Joanna, whom I'm familiar with, told me bluntly, "Ate Katia, kasal na ko." (I'm married already.) I said she's bluffing: she doesn't have a boyfriend, she's bisexual, she's nineteen, blahblahblah. She showed me her wedding ring which she used as a pendant.
As they gulp down margaritas and snack on sisig, so goes the story of her fixed marriage. Came this American citizen Filipino national boy who was a family friend, now with the US Marine, trying to find someone he could marry for--in what I understood--a salary increase. He met Joanna and is actually fascinated by her, proposed the idea to his and her family. Personally, she doesn't want this, she told me. She was given the time to think, and finally she agreed, last month. I asked what made her decide to go for it, knowing she's not happy (as of the moment at least) about it. She told me she'll be going against everybody's will if she doesn't.
Yea, she'll be a step closer to becoming an American citizen, she'll take her family with her... So maybe that's why everybody pushes her to marry that guy. The [Filipino] American Dream. Almost every Filipino has it, and it's what makes people narrowminded about such decisions. They didn't even think about her happiness; marriage is a lifelong decision, and even if the marriage can get divorced/annuled, the thought of using your daughter to get what you want is still not excusable. What about the years she'll be wasting if the marriage turns out so bad?
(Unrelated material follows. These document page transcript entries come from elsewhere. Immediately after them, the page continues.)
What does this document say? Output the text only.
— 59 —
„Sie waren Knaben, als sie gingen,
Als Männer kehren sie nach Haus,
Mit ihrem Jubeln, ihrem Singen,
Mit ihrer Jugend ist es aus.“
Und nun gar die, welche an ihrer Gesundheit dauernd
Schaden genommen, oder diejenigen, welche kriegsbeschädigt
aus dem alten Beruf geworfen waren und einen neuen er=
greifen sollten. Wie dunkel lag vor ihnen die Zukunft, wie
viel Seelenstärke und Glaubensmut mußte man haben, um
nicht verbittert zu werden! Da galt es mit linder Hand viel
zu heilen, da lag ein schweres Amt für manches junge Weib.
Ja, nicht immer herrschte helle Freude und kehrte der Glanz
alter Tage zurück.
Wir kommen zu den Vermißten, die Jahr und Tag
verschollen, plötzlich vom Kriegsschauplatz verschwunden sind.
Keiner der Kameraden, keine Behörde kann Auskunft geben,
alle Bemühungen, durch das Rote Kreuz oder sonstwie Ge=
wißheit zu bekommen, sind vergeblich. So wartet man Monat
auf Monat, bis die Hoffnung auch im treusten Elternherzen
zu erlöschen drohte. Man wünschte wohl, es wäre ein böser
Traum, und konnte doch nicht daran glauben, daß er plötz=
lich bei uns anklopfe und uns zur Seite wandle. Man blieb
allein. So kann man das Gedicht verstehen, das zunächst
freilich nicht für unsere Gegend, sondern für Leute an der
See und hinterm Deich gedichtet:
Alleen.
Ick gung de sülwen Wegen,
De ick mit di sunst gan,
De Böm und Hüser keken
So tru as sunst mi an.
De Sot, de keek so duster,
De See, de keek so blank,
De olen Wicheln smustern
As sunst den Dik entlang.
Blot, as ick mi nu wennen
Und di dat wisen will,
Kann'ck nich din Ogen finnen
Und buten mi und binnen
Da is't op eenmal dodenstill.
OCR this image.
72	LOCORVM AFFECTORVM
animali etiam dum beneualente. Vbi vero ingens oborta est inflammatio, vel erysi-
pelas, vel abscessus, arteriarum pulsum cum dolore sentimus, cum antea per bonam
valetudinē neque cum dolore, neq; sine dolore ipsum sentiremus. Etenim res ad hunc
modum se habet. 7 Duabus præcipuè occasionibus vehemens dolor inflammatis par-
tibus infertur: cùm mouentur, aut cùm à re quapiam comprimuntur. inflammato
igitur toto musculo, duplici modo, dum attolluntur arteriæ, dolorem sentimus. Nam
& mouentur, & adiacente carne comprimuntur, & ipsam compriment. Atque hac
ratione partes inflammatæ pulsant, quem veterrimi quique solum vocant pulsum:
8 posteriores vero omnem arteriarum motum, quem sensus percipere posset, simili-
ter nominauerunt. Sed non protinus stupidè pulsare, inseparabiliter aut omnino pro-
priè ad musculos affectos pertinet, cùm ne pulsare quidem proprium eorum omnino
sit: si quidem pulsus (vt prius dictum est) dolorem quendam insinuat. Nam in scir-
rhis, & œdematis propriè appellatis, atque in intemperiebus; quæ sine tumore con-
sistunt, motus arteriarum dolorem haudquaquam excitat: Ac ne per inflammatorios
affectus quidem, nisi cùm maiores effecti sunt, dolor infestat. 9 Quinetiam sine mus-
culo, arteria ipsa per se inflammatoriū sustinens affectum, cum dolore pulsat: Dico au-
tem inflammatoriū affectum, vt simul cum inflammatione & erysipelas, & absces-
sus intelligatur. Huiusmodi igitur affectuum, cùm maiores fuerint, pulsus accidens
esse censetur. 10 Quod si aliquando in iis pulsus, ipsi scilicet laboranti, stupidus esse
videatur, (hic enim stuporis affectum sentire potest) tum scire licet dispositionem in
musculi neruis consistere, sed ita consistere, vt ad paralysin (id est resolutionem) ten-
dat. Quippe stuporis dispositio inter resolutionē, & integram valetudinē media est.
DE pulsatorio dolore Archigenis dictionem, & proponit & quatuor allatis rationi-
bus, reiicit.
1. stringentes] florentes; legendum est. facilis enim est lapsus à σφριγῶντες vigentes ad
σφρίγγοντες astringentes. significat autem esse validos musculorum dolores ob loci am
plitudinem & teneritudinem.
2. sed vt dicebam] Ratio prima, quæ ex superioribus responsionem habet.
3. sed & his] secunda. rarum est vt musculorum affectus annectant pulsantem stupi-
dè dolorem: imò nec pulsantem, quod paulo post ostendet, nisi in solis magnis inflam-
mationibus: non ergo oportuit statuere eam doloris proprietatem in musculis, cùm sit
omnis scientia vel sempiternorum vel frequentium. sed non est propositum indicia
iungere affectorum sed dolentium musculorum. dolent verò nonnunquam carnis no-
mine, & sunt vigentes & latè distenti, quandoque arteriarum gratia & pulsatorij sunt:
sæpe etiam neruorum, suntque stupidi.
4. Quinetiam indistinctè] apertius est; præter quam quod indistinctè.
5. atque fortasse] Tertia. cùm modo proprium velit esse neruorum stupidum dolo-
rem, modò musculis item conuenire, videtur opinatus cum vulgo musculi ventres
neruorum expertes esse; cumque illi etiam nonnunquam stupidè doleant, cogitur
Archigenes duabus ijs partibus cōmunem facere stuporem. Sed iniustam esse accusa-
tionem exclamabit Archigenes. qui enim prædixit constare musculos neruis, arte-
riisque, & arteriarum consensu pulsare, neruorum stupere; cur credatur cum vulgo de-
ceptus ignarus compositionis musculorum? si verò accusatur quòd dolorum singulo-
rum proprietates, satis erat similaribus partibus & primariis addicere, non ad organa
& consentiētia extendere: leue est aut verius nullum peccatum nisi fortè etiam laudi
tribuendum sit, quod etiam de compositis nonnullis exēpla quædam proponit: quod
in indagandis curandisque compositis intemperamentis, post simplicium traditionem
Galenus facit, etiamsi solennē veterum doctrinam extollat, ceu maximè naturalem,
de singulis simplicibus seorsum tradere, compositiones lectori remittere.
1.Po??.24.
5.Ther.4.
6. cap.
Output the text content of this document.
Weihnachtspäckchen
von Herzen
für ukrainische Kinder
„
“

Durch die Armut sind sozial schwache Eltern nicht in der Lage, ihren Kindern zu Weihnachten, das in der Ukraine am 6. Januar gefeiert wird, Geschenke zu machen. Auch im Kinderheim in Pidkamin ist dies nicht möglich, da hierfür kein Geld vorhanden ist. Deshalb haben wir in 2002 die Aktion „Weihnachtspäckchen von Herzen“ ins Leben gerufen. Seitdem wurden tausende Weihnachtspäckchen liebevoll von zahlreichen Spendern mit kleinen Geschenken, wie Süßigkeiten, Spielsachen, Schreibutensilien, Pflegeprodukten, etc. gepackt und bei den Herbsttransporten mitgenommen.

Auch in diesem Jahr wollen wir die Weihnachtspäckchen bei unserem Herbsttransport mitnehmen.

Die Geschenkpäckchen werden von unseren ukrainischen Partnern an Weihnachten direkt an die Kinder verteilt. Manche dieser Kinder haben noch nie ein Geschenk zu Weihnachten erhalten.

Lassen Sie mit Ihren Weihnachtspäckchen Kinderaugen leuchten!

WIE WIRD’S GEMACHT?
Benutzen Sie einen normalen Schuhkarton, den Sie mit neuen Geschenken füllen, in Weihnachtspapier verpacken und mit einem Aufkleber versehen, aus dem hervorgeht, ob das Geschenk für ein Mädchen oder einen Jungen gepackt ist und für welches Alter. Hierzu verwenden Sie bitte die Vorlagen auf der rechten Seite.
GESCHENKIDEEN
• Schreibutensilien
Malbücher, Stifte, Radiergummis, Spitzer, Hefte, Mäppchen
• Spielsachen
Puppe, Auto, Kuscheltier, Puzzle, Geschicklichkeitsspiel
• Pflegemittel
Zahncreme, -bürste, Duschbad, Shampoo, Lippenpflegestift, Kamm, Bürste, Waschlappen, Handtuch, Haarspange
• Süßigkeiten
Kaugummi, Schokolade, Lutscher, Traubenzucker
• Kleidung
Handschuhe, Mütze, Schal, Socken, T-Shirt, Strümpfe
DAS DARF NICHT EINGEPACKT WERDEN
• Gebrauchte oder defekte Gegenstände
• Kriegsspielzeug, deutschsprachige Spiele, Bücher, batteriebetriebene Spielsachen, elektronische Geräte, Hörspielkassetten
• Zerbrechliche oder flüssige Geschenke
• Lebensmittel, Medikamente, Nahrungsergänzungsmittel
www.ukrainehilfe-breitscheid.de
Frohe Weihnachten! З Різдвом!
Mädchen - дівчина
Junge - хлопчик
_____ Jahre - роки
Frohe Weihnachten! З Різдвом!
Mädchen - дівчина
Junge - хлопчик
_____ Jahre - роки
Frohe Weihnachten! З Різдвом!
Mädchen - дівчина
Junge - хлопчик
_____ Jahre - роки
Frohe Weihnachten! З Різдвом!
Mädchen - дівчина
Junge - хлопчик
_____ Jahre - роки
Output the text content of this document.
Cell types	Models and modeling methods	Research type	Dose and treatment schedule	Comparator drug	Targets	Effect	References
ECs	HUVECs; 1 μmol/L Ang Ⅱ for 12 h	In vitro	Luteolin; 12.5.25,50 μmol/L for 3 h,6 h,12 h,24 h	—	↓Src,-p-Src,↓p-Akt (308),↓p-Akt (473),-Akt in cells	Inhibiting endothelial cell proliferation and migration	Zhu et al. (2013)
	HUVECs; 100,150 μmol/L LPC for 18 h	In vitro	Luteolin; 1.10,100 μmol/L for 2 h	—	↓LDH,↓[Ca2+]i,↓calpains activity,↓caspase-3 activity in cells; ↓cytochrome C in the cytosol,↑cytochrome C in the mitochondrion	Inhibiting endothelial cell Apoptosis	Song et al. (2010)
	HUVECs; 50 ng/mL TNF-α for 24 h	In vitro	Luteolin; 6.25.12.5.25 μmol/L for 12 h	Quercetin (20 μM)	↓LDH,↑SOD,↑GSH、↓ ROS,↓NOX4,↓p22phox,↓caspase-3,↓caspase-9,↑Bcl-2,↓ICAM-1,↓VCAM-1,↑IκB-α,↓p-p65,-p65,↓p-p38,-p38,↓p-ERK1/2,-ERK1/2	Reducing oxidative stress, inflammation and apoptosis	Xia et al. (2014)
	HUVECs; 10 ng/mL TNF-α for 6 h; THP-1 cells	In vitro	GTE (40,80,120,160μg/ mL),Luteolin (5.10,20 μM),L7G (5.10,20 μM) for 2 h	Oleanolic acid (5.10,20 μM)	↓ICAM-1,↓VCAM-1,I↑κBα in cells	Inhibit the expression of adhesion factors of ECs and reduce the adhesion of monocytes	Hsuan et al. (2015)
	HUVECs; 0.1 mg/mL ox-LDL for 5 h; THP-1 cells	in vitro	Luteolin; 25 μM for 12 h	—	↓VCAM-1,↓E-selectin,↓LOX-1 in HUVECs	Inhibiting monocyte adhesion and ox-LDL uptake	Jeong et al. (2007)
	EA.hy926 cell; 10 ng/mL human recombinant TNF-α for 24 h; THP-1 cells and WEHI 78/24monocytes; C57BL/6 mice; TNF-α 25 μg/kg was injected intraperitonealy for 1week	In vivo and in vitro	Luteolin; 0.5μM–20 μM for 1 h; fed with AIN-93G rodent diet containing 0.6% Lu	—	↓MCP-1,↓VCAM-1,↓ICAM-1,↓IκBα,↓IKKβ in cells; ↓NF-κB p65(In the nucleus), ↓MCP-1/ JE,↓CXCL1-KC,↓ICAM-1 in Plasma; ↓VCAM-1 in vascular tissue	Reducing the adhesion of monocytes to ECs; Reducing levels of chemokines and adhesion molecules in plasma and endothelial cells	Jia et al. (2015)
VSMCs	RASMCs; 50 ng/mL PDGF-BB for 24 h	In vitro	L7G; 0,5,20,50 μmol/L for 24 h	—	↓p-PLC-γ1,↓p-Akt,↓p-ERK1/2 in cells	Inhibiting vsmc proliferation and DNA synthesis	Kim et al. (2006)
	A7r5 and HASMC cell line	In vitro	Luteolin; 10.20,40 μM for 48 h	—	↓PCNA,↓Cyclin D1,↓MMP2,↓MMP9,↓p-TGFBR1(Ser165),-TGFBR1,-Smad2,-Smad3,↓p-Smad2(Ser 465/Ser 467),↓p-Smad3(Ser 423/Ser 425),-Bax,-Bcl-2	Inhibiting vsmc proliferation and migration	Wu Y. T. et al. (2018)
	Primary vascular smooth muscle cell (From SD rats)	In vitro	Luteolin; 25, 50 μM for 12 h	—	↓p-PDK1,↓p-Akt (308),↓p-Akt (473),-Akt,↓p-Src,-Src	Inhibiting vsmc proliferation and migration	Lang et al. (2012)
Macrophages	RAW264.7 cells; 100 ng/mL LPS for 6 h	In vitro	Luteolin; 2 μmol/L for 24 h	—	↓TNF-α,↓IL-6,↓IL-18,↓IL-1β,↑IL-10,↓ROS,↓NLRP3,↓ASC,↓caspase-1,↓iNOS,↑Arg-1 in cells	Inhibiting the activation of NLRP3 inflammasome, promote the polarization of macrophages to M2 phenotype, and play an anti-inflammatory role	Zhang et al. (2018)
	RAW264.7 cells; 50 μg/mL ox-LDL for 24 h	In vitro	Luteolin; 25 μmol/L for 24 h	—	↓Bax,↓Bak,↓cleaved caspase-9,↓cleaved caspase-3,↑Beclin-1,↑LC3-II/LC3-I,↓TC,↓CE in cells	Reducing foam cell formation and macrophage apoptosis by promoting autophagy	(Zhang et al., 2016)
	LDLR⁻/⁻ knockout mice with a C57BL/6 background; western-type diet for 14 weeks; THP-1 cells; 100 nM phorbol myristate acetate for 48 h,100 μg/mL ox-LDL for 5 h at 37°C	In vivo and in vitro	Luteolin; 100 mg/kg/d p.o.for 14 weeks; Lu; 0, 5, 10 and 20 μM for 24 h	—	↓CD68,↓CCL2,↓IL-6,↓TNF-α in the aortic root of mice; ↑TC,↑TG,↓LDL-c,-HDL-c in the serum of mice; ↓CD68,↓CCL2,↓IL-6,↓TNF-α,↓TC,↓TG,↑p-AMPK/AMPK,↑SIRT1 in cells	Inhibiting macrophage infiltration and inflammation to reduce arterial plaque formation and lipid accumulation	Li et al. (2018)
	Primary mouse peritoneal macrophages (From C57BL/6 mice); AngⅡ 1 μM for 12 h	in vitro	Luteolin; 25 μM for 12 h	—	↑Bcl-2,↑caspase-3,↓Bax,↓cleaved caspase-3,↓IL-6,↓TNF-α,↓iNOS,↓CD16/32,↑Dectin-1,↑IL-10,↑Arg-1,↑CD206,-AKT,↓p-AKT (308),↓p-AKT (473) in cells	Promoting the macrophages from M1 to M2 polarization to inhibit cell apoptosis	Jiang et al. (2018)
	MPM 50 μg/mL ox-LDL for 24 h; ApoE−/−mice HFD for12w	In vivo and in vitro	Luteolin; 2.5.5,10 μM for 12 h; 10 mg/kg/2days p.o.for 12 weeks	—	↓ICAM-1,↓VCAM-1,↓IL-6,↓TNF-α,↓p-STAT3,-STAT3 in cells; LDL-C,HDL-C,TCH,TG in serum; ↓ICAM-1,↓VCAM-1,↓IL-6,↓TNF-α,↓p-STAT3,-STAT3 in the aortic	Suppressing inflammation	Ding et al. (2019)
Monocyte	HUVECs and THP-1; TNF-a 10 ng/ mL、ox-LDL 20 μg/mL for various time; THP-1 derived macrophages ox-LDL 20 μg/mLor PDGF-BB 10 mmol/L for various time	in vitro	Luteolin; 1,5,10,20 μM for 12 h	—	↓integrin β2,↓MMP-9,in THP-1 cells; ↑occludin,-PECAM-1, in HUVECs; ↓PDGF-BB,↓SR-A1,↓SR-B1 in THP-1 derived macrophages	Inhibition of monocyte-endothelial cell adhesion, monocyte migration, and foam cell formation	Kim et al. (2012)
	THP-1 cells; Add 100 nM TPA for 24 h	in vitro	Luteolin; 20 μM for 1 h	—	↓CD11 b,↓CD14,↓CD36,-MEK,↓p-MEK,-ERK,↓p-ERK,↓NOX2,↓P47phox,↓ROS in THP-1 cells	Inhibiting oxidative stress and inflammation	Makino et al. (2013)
Sacrifices are something you do because you want to do them, I'm going to live in another country because I want to be with my boyfriend; but I can't imagine her leaving her home, her friends, her family and everything she can call home for someone she barely knows. And all because the people push her to do so. This is nothing short of selling your kid.
She's nineteen, for crying out loud. She may not be able to realize right now what that decision entails, and the people who are supposed to be thinking for her is too blinded by 'future' it's gonna bring to them.